At the Mount Sinai Human Rights Program, we are often the last line of defense for immigrants who have failed multiple times to convince Immigration and Customs Enforcement (ICE) officers that they have a “credible fear of persecution or torture.” The legal teams who work to help immigrant families at the South Texas Family Detention Center in Dilley, Texas, try to remain gracious and professional in the emails they send us for help. But the distress still comes through in their requests for “credible fear,” evaluations, which go something like this: “I am writing today to see if your office would be able to do an urgent psych eval for a woman detained at Dilley.”
ICE allows credentialed evaluators to interview detainees in person or on the telephone. We are invited to give our opinions on whether they have a psychiatric condition that is consistent with the traumas they recount and whether that condition could affect their ability to be coherent and collected during their interview with ICE. Holes in their “story” could arise from the effects of post-traumatic stress disorder rather than from dishonesty.
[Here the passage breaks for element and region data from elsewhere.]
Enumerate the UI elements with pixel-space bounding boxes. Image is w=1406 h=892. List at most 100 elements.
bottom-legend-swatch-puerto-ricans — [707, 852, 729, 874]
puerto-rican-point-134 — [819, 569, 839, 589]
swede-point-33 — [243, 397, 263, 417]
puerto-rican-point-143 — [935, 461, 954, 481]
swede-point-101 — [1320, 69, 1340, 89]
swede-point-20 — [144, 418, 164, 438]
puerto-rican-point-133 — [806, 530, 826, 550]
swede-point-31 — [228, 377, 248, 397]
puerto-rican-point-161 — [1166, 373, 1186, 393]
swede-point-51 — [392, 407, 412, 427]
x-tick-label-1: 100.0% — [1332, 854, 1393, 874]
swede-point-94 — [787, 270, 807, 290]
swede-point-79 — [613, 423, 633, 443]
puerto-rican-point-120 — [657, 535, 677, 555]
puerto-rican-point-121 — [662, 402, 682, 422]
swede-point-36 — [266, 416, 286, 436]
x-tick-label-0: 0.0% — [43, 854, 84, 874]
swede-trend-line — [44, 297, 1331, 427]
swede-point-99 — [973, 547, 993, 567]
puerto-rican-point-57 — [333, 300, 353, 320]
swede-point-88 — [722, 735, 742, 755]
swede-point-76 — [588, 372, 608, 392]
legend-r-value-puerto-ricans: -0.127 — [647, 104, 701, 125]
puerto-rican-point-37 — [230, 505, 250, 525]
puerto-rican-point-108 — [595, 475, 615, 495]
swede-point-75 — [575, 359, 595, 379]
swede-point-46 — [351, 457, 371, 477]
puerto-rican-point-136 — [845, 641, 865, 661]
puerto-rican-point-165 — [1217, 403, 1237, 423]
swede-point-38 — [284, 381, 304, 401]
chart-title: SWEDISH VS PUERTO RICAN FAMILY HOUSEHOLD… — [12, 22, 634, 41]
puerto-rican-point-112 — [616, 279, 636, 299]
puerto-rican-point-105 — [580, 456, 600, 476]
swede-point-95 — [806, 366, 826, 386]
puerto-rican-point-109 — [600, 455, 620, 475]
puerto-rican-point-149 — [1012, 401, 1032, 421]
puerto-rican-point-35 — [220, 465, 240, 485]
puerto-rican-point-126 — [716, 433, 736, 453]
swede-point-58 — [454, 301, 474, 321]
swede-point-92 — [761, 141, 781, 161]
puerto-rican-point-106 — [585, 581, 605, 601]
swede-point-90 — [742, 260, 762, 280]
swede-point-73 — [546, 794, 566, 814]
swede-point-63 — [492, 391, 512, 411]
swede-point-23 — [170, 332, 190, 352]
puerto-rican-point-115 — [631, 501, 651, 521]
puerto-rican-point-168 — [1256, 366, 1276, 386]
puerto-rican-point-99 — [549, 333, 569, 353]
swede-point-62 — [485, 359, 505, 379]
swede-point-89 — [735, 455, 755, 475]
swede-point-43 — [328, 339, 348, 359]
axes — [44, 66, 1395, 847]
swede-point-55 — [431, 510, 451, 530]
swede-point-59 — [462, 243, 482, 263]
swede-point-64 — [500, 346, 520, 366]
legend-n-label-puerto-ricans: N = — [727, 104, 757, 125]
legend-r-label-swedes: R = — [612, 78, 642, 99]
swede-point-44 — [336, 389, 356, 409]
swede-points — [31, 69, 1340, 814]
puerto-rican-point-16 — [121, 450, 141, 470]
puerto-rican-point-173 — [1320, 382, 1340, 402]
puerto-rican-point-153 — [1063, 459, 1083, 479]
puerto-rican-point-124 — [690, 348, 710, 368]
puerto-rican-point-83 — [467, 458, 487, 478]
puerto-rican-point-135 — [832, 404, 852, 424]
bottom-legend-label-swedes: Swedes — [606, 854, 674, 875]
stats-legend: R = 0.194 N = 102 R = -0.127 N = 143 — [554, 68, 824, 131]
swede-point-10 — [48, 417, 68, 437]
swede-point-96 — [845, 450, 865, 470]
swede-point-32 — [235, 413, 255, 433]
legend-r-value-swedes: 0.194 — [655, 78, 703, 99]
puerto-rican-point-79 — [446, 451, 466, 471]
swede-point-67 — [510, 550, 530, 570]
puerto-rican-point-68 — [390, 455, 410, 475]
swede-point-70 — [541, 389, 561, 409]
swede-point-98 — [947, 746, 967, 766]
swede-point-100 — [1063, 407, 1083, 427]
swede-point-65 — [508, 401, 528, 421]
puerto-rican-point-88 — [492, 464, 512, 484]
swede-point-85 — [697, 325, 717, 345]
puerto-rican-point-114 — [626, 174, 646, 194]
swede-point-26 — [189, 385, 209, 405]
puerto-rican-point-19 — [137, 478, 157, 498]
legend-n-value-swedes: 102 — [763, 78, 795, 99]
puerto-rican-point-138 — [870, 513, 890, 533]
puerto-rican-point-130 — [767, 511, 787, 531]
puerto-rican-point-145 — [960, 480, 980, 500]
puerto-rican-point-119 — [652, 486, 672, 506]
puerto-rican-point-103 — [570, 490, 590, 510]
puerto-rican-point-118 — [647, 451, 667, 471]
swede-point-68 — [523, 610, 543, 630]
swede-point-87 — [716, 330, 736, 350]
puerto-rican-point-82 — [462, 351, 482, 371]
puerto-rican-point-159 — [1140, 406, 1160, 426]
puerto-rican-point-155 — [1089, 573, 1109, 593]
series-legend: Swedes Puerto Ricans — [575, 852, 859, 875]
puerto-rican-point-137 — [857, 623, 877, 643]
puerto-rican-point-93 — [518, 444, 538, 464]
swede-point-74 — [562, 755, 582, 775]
We are not lie detectors, but we can say when someone looks the part of a traumatized (or resilient) individual and hence has a credible fear.
According to the Global Detention Project, a nonprofit research center based in Switzerland, the United States has the largest immigration detention system in the world, operating about 200 centers with a capacity to detain more than 30,000 immigrants at a time and detaining more than 600,000 immigrants in 2013. There are three family “reception” centers, and with 2,400 beds, Dilley is the largest in the nation. ICE expanded the capacity of Dilley and other centers in response to the increased flow of children and families from Central America in recent years. Four legal advocacy organizations question the expansion’s legality, morality, and humanity, and have formed a consortium, the CARA Family Detention Project, which dispatches volunteer lawyers and paralegals to assist detained families.
In the case of the woman from Honduras, we found that she had both post-traumatic stress disorder and major depression, and thanks to the industry of my medical student, we completed a seven-page report within 48 hours.
But it was to no avail. Her final appeal, based on our report, was rejected by ICE days later, and she and her son were immediately deported to Honduras to face the gangs that had been extorting and menacing them. Our legal colleagues with CARA were especially troubled by this decision, because in deporting the woman, ICE had rejected not just our findings, but also the recommendation of the civil rights division of the Department of Homeland Security. This was a precedent which, the CARA team feared, reflected the increasingly anti-immigration policies of our country.
It is now more than four months since the mother and child were deported, and we do not know if they are alive. Our CARA colleagues could follow up by contacting her relatives in New York City. But the reality is that so many family detainees at Dilley need help, the CARA team is forced to move on, like wartime surgeons conducting triage. And, in truth, there is nothing more they can do for the woman, except send their sympathies.
Had the woman been deemed by ICE to have credible fear, she and her son could have remained in America while applying for asylum, a process that usually takes several years, rather than days, to unfold. There would be no guarantees in this next rung in the immigration process, but it would have extended both her time in the United States and her chance of never having to leave. Her attorneys would have likely called in psychiatrists to assist, because having a psychiatric evaluation can help the cause significantly. Being found to have medical or psychiatric conditions consistent with a human rights abuse has been found to increase the chance of being granted asylum in the United States from 37.5 percent to 89 percent.
CARA says it could help a lot more detainees successfully face credible fear interviews with ICE if they had more psychiatrists and other mental health professionals to work with. But our human rights clinic, like so many others in urban centers that are frequent destinations for immigrants, already has a backlog of asylum cases due to the shortage of volunteer psychiatrists—even in an epicenter of psychiatry like New York.
With the daunting exception of suicide, psychiatry typically is removed from matters of immediate life and death, focused more on how functionally and comfortably people lead their lives. But when psychiatrists and other mental health professionals become involved in immigration evaluations, lives do truly hang in the balance.